The weather in Wellington has been conspiring to make it easy for me to get lots of sewing done, and hard for me to get the sewing photographed. It’s been cold, dark and wet – or at least it has on any day when I’ve had any time to get photographs.
This weekend a sun, free time, and a photographer (Madame O, yay!) finally managed to all happen at the same time.
Unfortunately, the rest of the circumstances conspired against me. It may have been sunny, but it was still very cold. And we were late setting out, so the best of the sun and light had passed. And it was even more cold.
Plus, I’ve got muscle and nerve damage above one eye (word to the wise: try not to get bitten on the face by a centipede, those bastards are evil), and when I get really cold the muscles just stop responding, and I end up looking like a literal Picasso.
And to top it all off I’ve had a little problem that’s making me very bloated, so my waist is three inches bigger than it normally is, my stomach would last have been fashionable around 1630, and when I had a good look at the photos I thought “Holy way to start a pregnancy rumour Batman!”

So I had to seriously cull the photos to avoid all the ones that made me look like I was approaching the second trimester, or was aiming for a very avant-garde Dali-esque makeup job. Or was preggers and Picasso-ed at the same time.

While I did carefully pick the photos where I like where I look, and while the I did play with the colour on the photos (more than a little too much in some cases, as I was trying to make the sky and the details on the black skirt both appear clearly), I did not photoshop myself at all. I didn’t even remove the spot on my face (gee, thanks stress. Clearly not my week!).
Not that I wasn’t tempted to, but in the middle of editing the photos, iPhoto decided to crash on me and corrupt most of them. And, of course, this happened on a Saturday night, 30 minutes after AppleCare NZ had shut until Monday. I managed to rescue the photos as they were at the moment of crash, but any time I attempted further iPhoto-ing of any kind, things just got worse. And I can’t remember how to bulk edit in PS, and I was too grumpy, and lazy, and frustrated to try to look it up and remember, or even to do tiny spot-removing touch-ups, so I just slapped watermarks on everything, resized, called it a day, and here you go.
Oh, by the way, we’re looking at the skirt here. It’s called the Stella skirt, and it’s based on the classic 1930s skirt block, with options for front and/or back pleats.
I’m wearing it with the Ngaio blouse in half the images, and with my new knit top pattern (provisionally called ‘Miramar’ after the Wellington suburb and Carlotta of Mexico’s palace)
The skirt is (obviously!) named after Stella Gibbons – it’s a good skirt for a practical ’30s heroine to get a good days work organising the world done in.

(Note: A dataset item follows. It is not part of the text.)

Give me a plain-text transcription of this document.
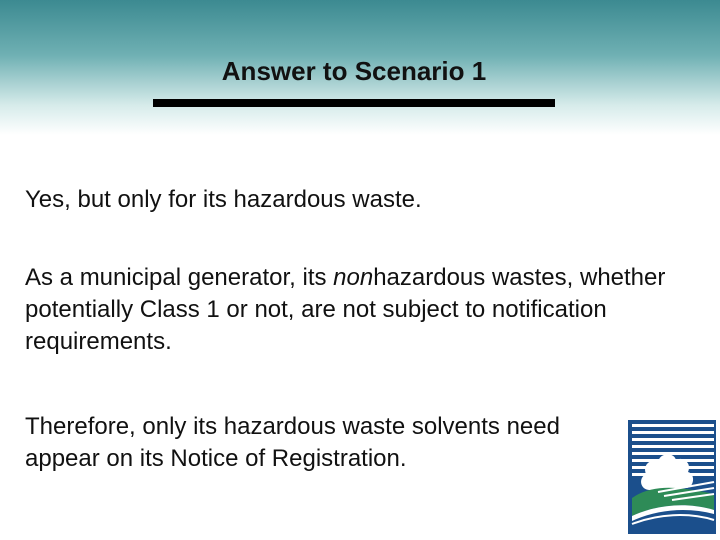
Answer to Scenario 1

Yes, but only for its hazardous waste.

As a municipal generator, its nonhazardous wastes, whether potentially Class 1 or not, are not subject to notification requirements.

Therefore, only its hazardous waste solvents need appear on its Notice of Registration.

Maybe it’s because of the no-nonsense Flora Post vibe, but I’m really liking the pairing of it with the really practical, almost frumpy, brogues.

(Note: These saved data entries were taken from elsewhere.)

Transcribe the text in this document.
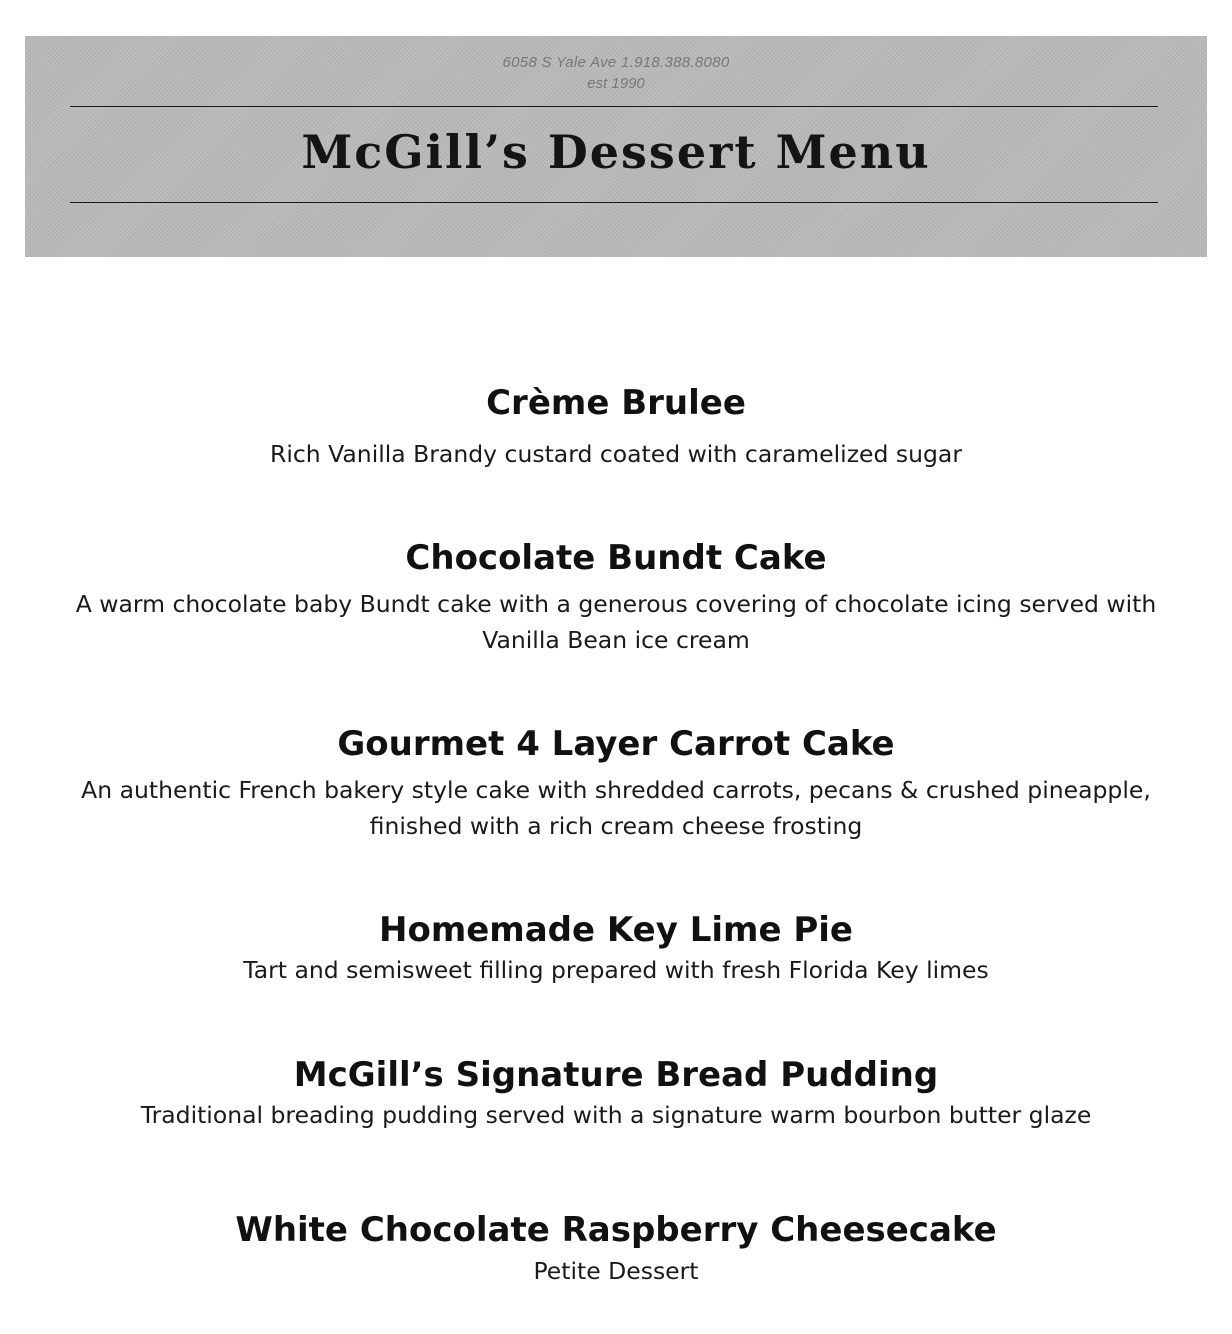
6058 S Yale Ave 1.918.388.8080
est 1990
McGill’s Dessert Menu
Crème Brulee
Rich Vanilla Brandy custard coated with caramelized sugar
Chocolate Bundt Cake
A warm chocolate baby Bundt cake with a generous covering of chocolate icing served with Vanilla Bean ice cream
Gourmet 4 Layer Carrot Cake
An authentic French bakery style cake with shredded carrots, pecans & crushed pineapple, finished with a rich cream cheese frosting
Homemade Key Lime Pie
Tart and semisweet filling prepared with fresh Florida Key limes
McGill’s Signature Bread Pudding
Traditional breading pudding served with a signature warm bourbon butter glaze
White Chocolate Raspberry Cheesecake
Petite Dessert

It’s a much more sensible pairing than heels in the sand or on a rotting driftwood log!

If, despite all my complaining, you think it looks like I’m having an awesome time in the photoshoot, well, you’d be right!
Sure, I was cold (so cold!), but Wellington is spectacular, Madame O is always a blast to take pictures with, and we giggled so much between serious poses, and did so much non-serious posing (me), or lying on the floor trying to get just the right angle (her) that it was hard not to have a great time.

Plus, once we were done taking photos we got to rush home to a well-heated lounge, a very cuddly cat, a cup of hot tea, and sewing!